Spurgeon at the Metropolitan Tabernacle: 365 Sermons
A bundle of myrrh
‘A bundle of myrrh is my well-beloved unto me; he shall lie all night betwixt my breasts.’ Song of Solomon 1:13
Suggested Further Reading: Psalm 21:1–7
The Christian has joy, just like other men, in the common mercies of life. For him there are charms in music, excellence in painting, and beauty in sculpture; for him the hills have sermons of majesty, the rocks hymns of sublimity, and the valleys lessons of love. He can look upon all things with an eye as clear and joyous as another man’s; he can be glad both in God’s gifts and God’s works. He is not dead to the happiness of the household: around his hearth he finds happy associations, without which life were drear indeed. His children fill his home with glee, his wife is his solace and delight, his friends are his comfort and refreshment.
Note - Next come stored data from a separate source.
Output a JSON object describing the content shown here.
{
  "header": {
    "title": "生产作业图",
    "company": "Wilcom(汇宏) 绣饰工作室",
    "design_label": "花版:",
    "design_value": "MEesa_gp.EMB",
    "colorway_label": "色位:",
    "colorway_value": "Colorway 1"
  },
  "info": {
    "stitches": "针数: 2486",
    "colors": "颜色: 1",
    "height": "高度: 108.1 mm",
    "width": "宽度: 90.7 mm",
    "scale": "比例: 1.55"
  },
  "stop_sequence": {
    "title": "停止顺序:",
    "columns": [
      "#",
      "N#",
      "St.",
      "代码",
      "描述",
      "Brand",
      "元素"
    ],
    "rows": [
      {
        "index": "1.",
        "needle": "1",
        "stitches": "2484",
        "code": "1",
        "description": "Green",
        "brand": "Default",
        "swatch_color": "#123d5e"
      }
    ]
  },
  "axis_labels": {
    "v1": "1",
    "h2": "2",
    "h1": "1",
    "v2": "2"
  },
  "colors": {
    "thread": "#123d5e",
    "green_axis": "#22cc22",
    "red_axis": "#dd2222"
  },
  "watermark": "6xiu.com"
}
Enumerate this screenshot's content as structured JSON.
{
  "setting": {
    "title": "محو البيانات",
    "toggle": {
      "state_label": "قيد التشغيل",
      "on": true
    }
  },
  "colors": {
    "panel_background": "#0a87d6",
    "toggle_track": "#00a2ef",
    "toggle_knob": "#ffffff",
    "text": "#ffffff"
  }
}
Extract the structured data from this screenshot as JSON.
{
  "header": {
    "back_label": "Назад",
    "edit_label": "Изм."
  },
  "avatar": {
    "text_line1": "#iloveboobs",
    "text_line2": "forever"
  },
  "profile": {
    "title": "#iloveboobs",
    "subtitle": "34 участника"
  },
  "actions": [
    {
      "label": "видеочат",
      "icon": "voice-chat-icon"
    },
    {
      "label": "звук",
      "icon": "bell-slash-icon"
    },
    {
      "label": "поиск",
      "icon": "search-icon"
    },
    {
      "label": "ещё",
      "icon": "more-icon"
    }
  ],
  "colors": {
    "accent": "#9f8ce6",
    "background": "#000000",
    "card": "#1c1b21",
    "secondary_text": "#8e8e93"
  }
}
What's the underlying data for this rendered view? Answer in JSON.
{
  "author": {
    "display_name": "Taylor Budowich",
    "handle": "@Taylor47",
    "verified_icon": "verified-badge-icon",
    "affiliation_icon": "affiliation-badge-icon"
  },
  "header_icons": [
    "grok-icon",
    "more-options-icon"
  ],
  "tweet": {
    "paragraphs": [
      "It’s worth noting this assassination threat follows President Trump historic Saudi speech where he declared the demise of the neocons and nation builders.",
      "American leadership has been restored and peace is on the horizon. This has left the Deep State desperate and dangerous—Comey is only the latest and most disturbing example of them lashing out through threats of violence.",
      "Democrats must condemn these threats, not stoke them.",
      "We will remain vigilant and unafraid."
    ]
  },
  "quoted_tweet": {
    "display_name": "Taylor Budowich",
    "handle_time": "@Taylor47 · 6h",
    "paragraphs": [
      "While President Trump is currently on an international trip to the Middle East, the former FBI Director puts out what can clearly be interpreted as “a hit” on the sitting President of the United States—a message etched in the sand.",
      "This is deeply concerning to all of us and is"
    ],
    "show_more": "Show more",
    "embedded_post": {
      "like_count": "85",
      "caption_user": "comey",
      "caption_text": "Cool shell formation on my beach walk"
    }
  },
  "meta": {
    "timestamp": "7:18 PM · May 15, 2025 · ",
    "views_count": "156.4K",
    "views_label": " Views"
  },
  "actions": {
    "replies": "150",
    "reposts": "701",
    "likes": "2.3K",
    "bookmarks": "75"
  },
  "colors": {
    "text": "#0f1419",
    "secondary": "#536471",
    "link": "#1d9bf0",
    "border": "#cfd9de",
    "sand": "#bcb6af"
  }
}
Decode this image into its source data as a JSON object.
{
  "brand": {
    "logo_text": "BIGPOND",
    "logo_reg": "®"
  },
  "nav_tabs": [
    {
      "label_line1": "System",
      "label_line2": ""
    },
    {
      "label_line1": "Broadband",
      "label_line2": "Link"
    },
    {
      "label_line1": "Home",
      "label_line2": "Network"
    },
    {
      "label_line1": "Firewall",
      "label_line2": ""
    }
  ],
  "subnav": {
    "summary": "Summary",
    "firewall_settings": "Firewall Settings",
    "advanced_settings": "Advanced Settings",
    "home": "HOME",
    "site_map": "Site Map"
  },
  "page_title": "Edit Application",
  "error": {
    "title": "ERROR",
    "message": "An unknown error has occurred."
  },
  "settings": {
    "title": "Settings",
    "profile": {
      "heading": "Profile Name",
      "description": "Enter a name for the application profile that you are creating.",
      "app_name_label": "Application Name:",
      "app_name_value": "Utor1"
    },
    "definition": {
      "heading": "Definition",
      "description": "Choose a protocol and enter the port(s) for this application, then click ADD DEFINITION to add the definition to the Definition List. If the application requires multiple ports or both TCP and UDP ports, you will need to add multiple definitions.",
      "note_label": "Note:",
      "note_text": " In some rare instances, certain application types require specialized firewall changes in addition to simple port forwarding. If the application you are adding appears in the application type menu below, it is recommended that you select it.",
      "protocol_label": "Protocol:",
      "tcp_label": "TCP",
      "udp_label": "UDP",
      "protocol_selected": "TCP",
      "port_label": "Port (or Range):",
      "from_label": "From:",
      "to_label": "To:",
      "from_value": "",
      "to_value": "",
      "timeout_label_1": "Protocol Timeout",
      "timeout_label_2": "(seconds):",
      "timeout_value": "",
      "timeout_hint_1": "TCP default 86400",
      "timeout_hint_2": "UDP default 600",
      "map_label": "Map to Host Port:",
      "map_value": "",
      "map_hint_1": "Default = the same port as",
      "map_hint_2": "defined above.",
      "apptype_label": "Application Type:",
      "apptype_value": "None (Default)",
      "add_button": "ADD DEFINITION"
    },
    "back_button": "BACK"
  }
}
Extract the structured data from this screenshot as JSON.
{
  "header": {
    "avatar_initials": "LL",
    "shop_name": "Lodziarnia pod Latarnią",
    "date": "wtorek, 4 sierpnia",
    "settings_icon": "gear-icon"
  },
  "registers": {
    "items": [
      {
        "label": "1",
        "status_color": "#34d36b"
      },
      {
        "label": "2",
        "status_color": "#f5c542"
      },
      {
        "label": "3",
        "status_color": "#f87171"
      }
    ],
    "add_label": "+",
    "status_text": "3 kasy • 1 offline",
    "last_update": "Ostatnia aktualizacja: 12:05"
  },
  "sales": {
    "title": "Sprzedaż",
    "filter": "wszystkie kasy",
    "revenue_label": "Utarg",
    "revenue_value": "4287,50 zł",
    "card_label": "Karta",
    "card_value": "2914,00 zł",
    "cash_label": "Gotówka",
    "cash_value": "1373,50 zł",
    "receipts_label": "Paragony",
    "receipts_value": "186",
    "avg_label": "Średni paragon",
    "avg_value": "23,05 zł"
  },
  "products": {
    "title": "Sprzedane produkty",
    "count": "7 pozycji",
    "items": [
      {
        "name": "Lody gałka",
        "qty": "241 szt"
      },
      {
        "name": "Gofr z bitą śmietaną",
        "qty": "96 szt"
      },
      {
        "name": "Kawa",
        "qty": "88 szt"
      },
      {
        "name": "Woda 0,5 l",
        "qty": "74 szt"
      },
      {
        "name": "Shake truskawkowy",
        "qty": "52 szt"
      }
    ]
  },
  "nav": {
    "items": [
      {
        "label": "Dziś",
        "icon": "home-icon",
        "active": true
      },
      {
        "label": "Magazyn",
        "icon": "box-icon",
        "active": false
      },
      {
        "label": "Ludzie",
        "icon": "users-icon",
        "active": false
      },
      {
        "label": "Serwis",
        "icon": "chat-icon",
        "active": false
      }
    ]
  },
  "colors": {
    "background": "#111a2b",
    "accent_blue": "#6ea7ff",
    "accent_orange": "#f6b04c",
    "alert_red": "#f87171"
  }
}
He accepts the comforts which soul and body can yield him according as God sees it wise to afford them unto him; but he will tell you that in all these separately, and in all of them added together, he does not find such substantial delight as he does in the person of his Lord Jesus. Brethren, there is a wine which no vineyard on earth ever yielded; there is a bread which even the corn-fields of Egypt could never bring forth. You and I have said, when we have seen others finding their god in earthly comforts, ‘You may boast in gold, and silver, and raiment, but I will rejoice in the God of my salvation.’ In our esteem, the joys of earth are little better than husks for swine compared with Jesus the heavenly manna. I would rather have one mouthful of Christ’s love, and a sip of his fellowship, than a whole world full of carnal delights. What is the chaff to the wheat? What is the sparkling paste to the true diamond? What is a dream to the glorious reality?
For meditation: Material earthly joys are only temporary; even when deprived of them, Christians have still got spiritual joys which are permanent (Hebrews 10:34; John 16:22). Do you know these joys? If so, do you value them?